Find Derivative: Solve G'(3) Problem

[Teh]

View attachment 6132

Does it want me to plug in G'(3) into the equation?

 

[MarkFL]

We are told:

\(\displaystyle G(x)=6f(x)-g(x)\)

And so we know:

\(\displaystyle G'(x)=6f'(x)-g'(x)\)

which means:

\(\displaystyle G'(3)=6f'(3)-g'(3)\)

So, what you need to do is determine from the graph the values of $f'(3)$ and $g'(3)$, and plug them into the above...:D

 

[Teh]

We are told:

\(\displaystyle G(x)=6f(x)-g(x)\)

And so we know:

\(\displaystyle G'(x)=6f'(x)-g'(x)\)

which means:

\(\displaystyle G'(3)=6f'(3)-g'(3)\)

So, what you need to do is determine from the graph the values of $f'(3)$ and $g'(3)$, and plug them into the above...:D

will it be -26 when G'(3)

 

[MarkFL]

will it be -26 when G'(3)

What values do you get from the graph for $f'(3)$ and $g'(3)$?

 

[Teh]

What values do you get from the graph for $f'(3)$ and $g'(3)$?

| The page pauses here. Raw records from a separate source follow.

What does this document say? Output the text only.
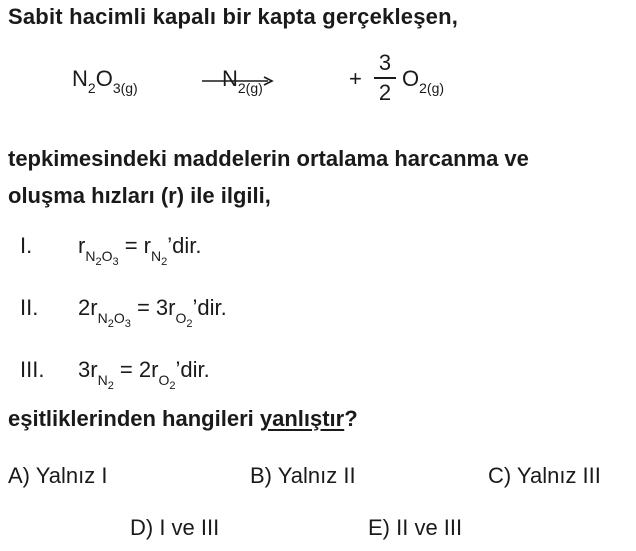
Sabit hacimli kapalı bir kapta gerçekleşen,
$N_2O_{3(g)}$	$N_{2(g)}$	+
3
2
$O_{2(g)}$
tepkimesindeki maddelerin ortalama harcanma ve
oluşma hızları (r) ile ilgili,
I. $r_{N_2O_3}$ = $r_{N_2}’dir$.
II. $2r_{N_2O_3}$ = $3r_{O_2}’dir$.
III. $3r_{N_2}$ = $2r_{O_2}’dir$.
eşitliklerinden hangileri yanlıştır?
A) Yalnız I	B) Yalnız II	C) Yalnız III
D) I ve III	E) II ve III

you get f'(3) = 6 and g'(3) = 1

 

[MarkFL]

Around $x=3$, observe that for every increase of 1 unit in $x$, we find $f$ decreases by 3 units...thus $f'(3)=-3$, and I agree that $g'(3)=1$.

 

[Teh]

Around $x=3$, observe that for every increase of 1 unit in $x$, we find $f$ decreases by 3 units...thus $f'(3)=-3$, and I agree that $g'(3)=1$.

how did you get -3 from f'(3)?

 

[MarkFL]

how did you get -3 from f'(3)?

Rise over run...rise is -3 when run is 1...:D